MACMANUS: Real estate is local in many respects. As the economy goes, you will see appropriate adjustments in the commercial sector. That will be the lagging indicator or consequence from an economic downturn if and when that proves to be a sustained fact. Right now, we don’t know that.

NEWSLINK: Based on past cycles, how do you see the CMBS market moving out of this cycle, particularly if the economy and property fundamentals weaken?

MACMANUS: It is a little different cycle. There was an unusual liquidity crunch during the Russian ruble crisis back in 1998, and that was more of a capital markets event—not a fundamental real estate problem.

In the late 1980s and early 1990s, we went through that last real estate recession. That was very much a function of loose money and loose underwriting, excessive capital and excessive supply of real estate. There was a lot of spec lending and spec development going on.

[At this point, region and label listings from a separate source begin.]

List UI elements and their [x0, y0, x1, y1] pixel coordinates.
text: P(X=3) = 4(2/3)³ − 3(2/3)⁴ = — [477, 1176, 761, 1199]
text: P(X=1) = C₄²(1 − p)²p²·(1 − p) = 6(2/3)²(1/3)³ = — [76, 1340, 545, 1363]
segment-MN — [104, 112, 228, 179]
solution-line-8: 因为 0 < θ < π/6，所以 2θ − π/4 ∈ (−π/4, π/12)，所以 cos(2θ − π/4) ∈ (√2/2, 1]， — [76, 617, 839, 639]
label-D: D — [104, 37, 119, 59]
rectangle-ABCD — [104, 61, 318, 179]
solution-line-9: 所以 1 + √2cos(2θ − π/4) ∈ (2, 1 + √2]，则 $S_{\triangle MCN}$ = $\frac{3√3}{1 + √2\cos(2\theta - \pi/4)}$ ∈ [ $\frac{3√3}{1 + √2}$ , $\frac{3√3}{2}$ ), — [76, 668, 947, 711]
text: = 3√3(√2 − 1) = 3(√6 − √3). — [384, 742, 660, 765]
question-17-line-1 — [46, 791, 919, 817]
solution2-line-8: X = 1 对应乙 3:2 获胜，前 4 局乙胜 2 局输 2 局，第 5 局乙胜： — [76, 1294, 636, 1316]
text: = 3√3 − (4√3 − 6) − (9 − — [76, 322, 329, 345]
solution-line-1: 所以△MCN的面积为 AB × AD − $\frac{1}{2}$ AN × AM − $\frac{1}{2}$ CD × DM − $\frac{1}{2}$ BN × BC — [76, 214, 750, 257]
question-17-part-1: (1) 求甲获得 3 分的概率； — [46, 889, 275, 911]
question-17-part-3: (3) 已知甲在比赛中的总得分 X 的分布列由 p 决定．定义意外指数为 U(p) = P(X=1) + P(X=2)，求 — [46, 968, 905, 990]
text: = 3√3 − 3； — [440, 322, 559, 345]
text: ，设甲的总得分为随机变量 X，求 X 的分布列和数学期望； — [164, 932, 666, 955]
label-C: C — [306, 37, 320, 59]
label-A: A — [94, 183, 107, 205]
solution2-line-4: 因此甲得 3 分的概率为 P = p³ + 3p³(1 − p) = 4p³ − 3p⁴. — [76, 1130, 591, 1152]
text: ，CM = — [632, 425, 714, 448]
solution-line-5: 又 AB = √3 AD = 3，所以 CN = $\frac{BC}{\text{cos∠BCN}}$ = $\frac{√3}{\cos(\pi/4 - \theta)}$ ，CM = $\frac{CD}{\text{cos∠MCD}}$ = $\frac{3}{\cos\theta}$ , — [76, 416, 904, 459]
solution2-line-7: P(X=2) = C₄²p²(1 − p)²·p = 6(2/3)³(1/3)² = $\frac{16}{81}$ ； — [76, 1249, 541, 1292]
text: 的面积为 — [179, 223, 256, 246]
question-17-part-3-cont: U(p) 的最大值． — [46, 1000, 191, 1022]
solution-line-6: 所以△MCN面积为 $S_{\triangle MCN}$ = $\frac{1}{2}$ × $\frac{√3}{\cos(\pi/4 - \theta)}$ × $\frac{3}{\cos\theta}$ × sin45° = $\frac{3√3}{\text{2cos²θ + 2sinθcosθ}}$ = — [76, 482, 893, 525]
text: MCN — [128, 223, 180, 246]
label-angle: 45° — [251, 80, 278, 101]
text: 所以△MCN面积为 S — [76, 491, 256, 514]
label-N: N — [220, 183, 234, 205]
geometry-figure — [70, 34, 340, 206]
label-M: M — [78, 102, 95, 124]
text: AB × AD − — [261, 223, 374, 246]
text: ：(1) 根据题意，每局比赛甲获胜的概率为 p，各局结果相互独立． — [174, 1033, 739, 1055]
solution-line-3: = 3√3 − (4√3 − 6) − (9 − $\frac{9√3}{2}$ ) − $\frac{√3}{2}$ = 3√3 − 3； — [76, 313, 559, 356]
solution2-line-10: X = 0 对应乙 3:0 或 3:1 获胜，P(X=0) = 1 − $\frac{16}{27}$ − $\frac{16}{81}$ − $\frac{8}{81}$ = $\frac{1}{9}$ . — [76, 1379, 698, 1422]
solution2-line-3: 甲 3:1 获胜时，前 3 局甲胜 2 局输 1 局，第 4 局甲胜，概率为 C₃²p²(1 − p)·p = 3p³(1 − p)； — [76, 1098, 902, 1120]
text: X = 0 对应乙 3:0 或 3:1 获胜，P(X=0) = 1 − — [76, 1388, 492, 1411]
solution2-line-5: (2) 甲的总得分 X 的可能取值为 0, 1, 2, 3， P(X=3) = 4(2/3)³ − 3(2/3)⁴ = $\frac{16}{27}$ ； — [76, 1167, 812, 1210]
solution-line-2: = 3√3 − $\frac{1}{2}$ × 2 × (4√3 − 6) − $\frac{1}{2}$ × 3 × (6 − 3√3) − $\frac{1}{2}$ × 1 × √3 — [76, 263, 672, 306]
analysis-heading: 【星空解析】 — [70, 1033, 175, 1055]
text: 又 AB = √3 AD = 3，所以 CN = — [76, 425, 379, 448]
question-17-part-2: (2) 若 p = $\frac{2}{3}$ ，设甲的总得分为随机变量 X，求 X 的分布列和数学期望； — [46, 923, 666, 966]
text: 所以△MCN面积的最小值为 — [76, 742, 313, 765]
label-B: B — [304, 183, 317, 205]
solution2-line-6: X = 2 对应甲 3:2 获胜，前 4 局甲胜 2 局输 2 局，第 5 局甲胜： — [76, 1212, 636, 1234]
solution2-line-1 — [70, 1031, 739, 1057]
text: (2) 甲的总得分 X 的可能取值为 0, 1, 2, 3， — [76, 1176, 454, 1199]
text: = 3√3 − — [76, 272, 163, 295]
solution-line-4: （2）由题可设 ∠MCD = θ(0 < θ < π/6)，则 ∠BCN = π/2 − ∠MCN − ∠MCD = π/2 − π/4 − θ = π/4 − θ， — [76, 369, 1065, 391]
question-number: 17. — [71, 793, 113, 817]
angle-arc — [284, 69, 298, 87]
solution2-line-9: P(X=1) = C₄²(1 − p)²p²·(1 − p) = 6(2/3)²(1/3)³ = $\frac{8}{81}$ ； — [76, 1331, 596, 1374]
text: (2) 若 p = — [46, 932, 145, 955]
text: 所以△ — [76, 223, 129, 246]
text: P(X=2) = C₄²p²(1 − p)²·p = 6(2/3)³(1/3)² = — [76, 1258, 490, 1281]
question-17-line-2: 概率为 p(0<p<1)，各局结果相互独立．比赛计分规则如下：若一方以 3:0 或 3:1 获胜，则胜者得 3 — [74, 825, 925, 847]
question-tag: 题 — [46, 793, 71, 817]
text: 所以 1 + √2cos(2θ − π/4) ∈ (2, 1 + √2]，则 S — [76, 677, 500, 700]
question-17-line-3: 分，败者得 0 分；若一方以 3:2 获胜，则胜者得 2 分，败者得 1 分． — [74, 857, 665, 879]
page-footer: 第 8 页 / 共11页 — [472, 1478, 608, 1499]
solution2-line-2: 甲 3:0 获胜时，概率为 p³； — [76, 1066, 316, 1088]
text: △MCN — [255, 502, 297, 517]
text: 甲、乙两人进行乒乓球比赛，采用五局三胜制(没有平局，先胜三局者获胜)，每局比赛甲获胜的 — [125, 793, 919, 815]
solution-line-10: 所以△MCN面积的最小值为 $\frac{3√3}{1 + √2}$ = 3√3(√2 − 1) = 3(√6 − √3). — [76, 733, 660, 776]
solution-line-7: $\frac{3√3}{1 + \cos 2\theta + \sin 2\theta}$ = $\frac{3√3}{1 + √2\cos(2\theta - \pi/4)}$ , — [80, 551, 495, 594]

We do not have that level of speculative development except—granted—there was the hype in the condo for-sale market, but it was not necessarily elsewhere in the commercial sector.

This doesn’t look exactly like anything we have seen in the past, so it is difficult to project what the outcome is going to be. If there is, in fact, a sustained downturn—and I’m not saying there will be, but if there is—the challenge to the capital structures that have been put in place are going to be very interesting because the solutions to the workouts from 20 years ago were different. Those capital structures were not as complicated as the capital structures are today.

The good news is that complications might be great in good times, and people are comfortable with that. But, if you’re trying to reconstruct the capital structure through a workout, that could prove quite challenging.

NEWSLINK: When capital flows do return, how do you see the market? Would it be back to something more in line with 2002?

MACMANUS: I would see more simplicity, transparency in structures. Again, it could be creative, but they have to be sufficiently transparent even if they are creative structures. That will be the first step that we will see. You might even see CMBS come back and look a little bit more like a true investment-grade loan on real estate with not so much reliance on the mezzanine and b-note.

It might have a very high quality, low leveraged securitized loan, and the b-note, or b-piece, is taken by someone that truly owns the risk and may not be distributed as far through the capital sources distribution network as it has been lately.